From what I can see, the problem is that the views that create the "ditch" on either side are presuming a singular view of some aspect of humanity layered over God.

Saying that God is one person as we understand a person as being a single individual (not in the legal sense of either an individual or a body corporate), then there are problems with there being a Father of a Son that can pray back to the Father.

Saying that they are simply three persons creates a cloud over the claim to be "One God." At least as far as we can understand it.

Yet it would appear that God discussed the creation of man and said "let us make man in our image. . . ." So there is clearly a plurality. Yet only one image. Only one representation. Diversity that can discuss and unity in image.

The best (and still pathetic) comparison I can dream up looks like a joint venture of three that faces the universe as one. The problem with that is that our understanding of such a thing never has the three truly "one" in much of anything other than that first decision to join together.

But there is something solidly described showing three throughout the scripture. And yet they are so one that they have only one image. One likeness. Saying they are one person is not adequate. Neither is simply saying they are three persons. Yet they are more "one" internally that most of us are within ourselves on a good day. Yet that oneness does not lose the three into one, nor cause any one to be the other. Rather it defines the completeness with which they are unified and therefore "one."

But oneness does not create sameness. The Triune God did not become flesh. The Son did. The Triune God did not die on the cross or resurrect. The Son did. Neither the Triune God nor the Son "turned his face away." The Father did.

In no way does any one of them "become" the other. Any reading of scripture to say such a thing is a gross misreading and a prime example of proof texting, the fine art of using small portions of biblical text without concern for its context to impose understanding onto it rather than reading from it. I have come to refer to this method of scripture reading as the "fortune cookie" method of understanding the Bible in which small snippets not much longer than the little sayings on fortune cookies are used to create the impression of something being said that could not be fathomed if the rest of the context was considered.
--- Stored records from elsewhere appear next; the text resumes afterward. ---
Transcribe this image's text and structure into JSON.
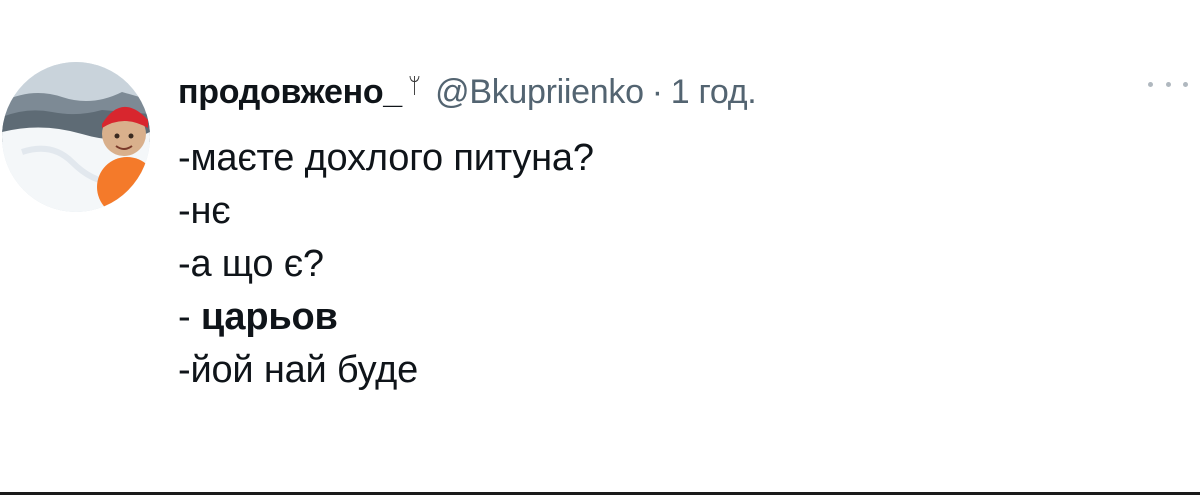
{
  "tweet": {
    "display_name": "продовжено_",
    "name_emoji": "ᛘ",
    "handle": "@Bkupriienko",
    "separator": "·",
    "timestamp": "1 год.",
    "more_icon": "ellipsis-icon",
    "lines": [
      {
        "prefix": "-",
        "text": "маєте дохлого питуна?"
      },
      {
        "prefix": "-",
        "text": "нє"
      },
      {
        "prefix": "-",
        "text": "а що є?"
      },
      {
        "prefix": "- ",
        "text": "царьов"
      },
      {
        "prefix": "-",
        "text": "йой най буде"
      }
    ]
  },
  "colors": {
    "text_primary": "#0f1419",
    "text_secondary": "#536471",
    "background": "#ffffff"
  }
}
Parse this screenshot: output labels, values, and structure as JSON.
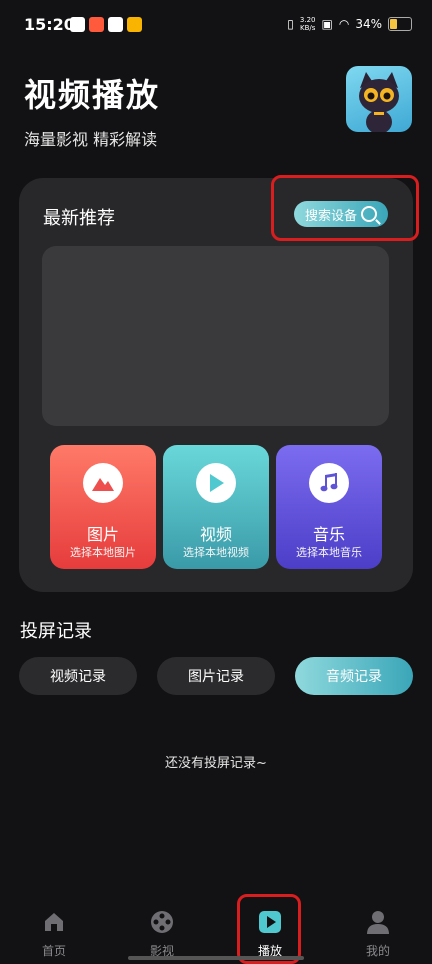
{
  "status_bar": {
    "time": "15:20",
    "net_speed": "3.20",
    "net_unit": "KB/s",
    "battery": "34%",
    "battery_level": 0.34
  },
  "header": {
    "title": "视频播放",
    "subtitle": "海量影视 精彩解读"
  },
  "recommend": {
    "title": "最新推荐",
    "search_label": "搜索设备"
  },
  "tiles": [
    {
      "name": "图片",
      "sub": "选择本地图片"
    },
    {
      "name": "视频",
      "sub": "选择本地视频"
    },
    {
      "name": "音乐",
      "sub": "选择本地音乐"
    }
  ],
  "records": {
    "title": "投屏记录",
    "filters": [
      "视频记录",
      "图片记录",
      "音频记录"
    ],
    "active_filter": "音频记录",
    "empty": "还没有投屏记录~"
  },
  "nav": [
    {
      "label": "首页",
      "icon": "home-icon"
    },
    {
      "label": "影视",
      "icon": "film-reel-icon"
    },
    {
      "label": "播放",
      "icon": "play-square-icon",
      "active": true
    },
    {
      "label": "我的",
      "icon": "user-icon"
    }
  ],
  "colors": {
    "accent": "#3aa6b8",
    "highlight": "#d81e1e",
    "photo": "#ef4e4e",
    "video": "#4fc9cf",
    "music": "#5f53d6"
  }
}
Both Nee and Lee were masters at this. Now they were not the first, nor will they be the last to use such methods. But they excelled in it. And a system of error grew from it such that the adherents of that method are incapable of seeing beyond their pabulum of spiritual nonsense.

Do I think that Nee and or Lee willfully deceived through this kind of error? I must admit that I am not sure. But the signs that they should not be trusted as spiritual leaders or teachers are there to help us be wary of their teachings.